Lenders worried about losing their security when a borrower claims to have been coerced into signing a mortgage will take heart from a recent Appeal Court decision.
In the latest case to focus on undue influence in transactions involving married couples, the Bank of Scotland challenged a High Court ruling in February 1998, which removed a legal charge of £150,000 on a house in Fulham, London.
The house in question was occupied by a Mr and Mrs Bennett, but was solely owned by Mrs Bennett. The charge was taken out by the husband as a guarantee for business borrowings. Despite the wife initially insisting that the house should not be used as a loan guarantee, she did eventually sign the agreement.

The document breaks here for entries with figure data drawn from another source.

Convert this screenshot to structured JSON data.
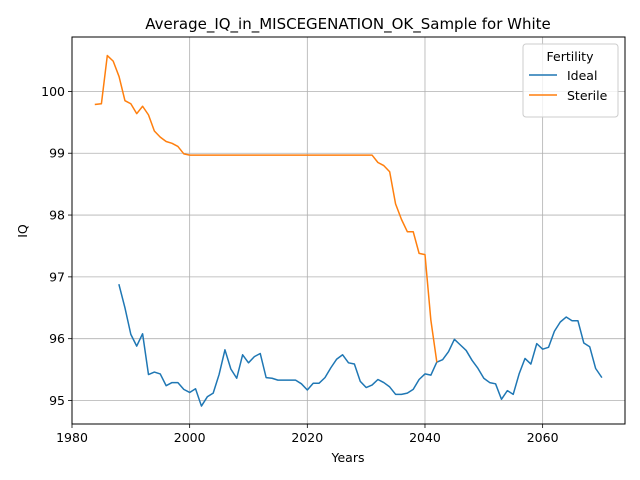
{
  "chart_data": {
    "type": "line",
    "title": "Average_IQ_in_MISCEGENATION_OK_Sample for White",
    "xlabel": "Years",
    "ylabel": "IQ",
    "xlim": [
      1980,
      2074
    ],
    "ylim": [
      94.62,
      100.88
    ],
    "xticks": [
      1980,
      2000,
      2020,
      2040,
      2060
    ],
    "yticks": [
      95,
      96,
      97,
      98,
      99,
      100
    ],
    "grid": true,
    "legend": {
      "title": "Fertility",
      "placement": "top-right"
    },
    "series": [
      {
        "name": "Ideal",
        "color": "#1f77b4",
        "x": [
          1988,
          1989,
          1990,
          1991,
          1992,
          1993,
          1994,
          1995,
          1996,
          1997,
          1998,
          1999,
          2000,
          2001,
          2002,
          2003,
          2004,
          2005,
          2006,
          2007,
          2008,
          2009,
          2010,
          2011,
          2012,
          2013,
          2014,
          2015,
          2016,
          2017,
          2018,
          2019,
          2020,
          2021,
          2022,
          2023,
          2024,
          2025,
          2026,
          2027,
          2028,
          2029,
          2030,
          2031,
          2032,
          2033,
          2034,
          2035,
          2036,
          2037,
          2038,
          2039,
          2040,
          2041,
          2042,
          2043,
          2044,
          2045,
          2046,
          2047,
          2048,
          2049,
          2050,
          2051,
          2052,
          2053,
          2054,
          2055,
          2056,
          2057,
          2058,
          2059,
          2060,
          2061,
          2062,
          2063,
          2064,
          2065,
          2066,
          2067,
          2068,
          2069,
          2070
        ],
        "y": [
          96.87,
          96.5,
          96.07,
          95.88,
          96.08,
          95.42,
          95.46,
          95.43,
          95.24,
          95.29,
          95.29,
          95.18,
          95.13,
          95.19,
          94.91,
          95.06,
          95.12,
          95.42,
          95.82,
          95.51,
          95.36,
          95.74,
          95.61,
          95.71,
          95.76,
          95.37,
          95.36,
          95.33,
          95.33,
          95.33,
          95.33,
          95.27,
          95.17,
          95.28,
          95.28,
          95.37,
          95.53,
          95.67,
          95.74,
          95.61,
          95.59,
          95.31,
          95.21,
          95.25,
          95.34,
          95.29,
          95.22,
          95.1,
          95.1,
          95.12,
          95.18,
          95.34,
          95.43,
          95.41,
          95.62,
          95.66,
          95.79,
          95.99,
          95.9,
          95.81,
          95.65,
          95.52,
          95.36,
          95.29,
          95.27,
          95.02,
          95.16,
          95.1,
          95.43,
          95.68,
          95.59,
          95.92,
          95.83,
          95.86,
          96.12,
          96.27,
          96.35,
          96.29,
          96.29,
          95.93,
          95.87,
          95.52,
          95.38
        ]
      },
      {
        "name": "Sterile",
        "color": "#ff7f0e",
        "x": [
          1984,
          1985,
          1986,
          1987,
          1988,
          1989,
          1990,
          1991,
          1992,
          1993,
          1994,
          1995,
          1996,
          1997,
          1998,
          1999,
          2000,
          2005,
          2010,
          2015,
          2020,
          2025,
          2030,
          2031,
          2032,
          2033,
          2034,
          2035,
          2036,
          2037,
          2038,
          2039,
          2040,
          2041,
          2042
        ],
        "y": [
          99.79,
          99.8,
          100.58,
          100.49,
          100.24,
          99.85,
          99.8,
          99.64,
          99.76,
          99.62,
          99.36,
          99.26,
          99.19,
          99.16,
          99.11,
          98.99,
          98.97,
          98.97,
          98.97,
          98.97,
          98.97,
          98.97,
          98.97,
          98.97,
          98.85,
          98.8,
          98.7,
          98.18,
          97.93,
          97.73,
          97.73,
          97.38,
          97.36,
          96.3,
          95.63
        ]
      }
    ]
  }
}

Now the Appeal Court has quashed the High Court decision to remove the legal charge. The bank argued on appeal that, in removing the charge, Deputy Judge Munby failed to give sufficient weight to the fact that the wife had initially refused to sign the charge for a period of several weeks. They argued that this was not the conduct of someone vulnerable to coercion.
Chadwick LJ said it was impossible to accept that the transaction at the heart of the dispute was one that no competent solicitor who knew the full facts could have advised the wife to enter. There was a risk, but the decision to accept it could not be stigmatised as irrational. He said that in the circumstances the bank had been entitled to take the view that there was no real risk that Mrs Bennetts apparent consent to the transaction had been obtained by improper conduct on the part of her husband. In those circumstances, the bank should not suffer the loss of its security.
Governor and Company of the Bank of Scotland v Bennett, Court of Appeal (Auld and Chadwick LJJ and Sir Christopher Staughton) December 7 1998
Mark Hapgood QC (instructed by Jenkin Evans, of Reading) appeared for the appellant; Nicholas Yell (instructed by Underwood & Co) appeared for the respondent.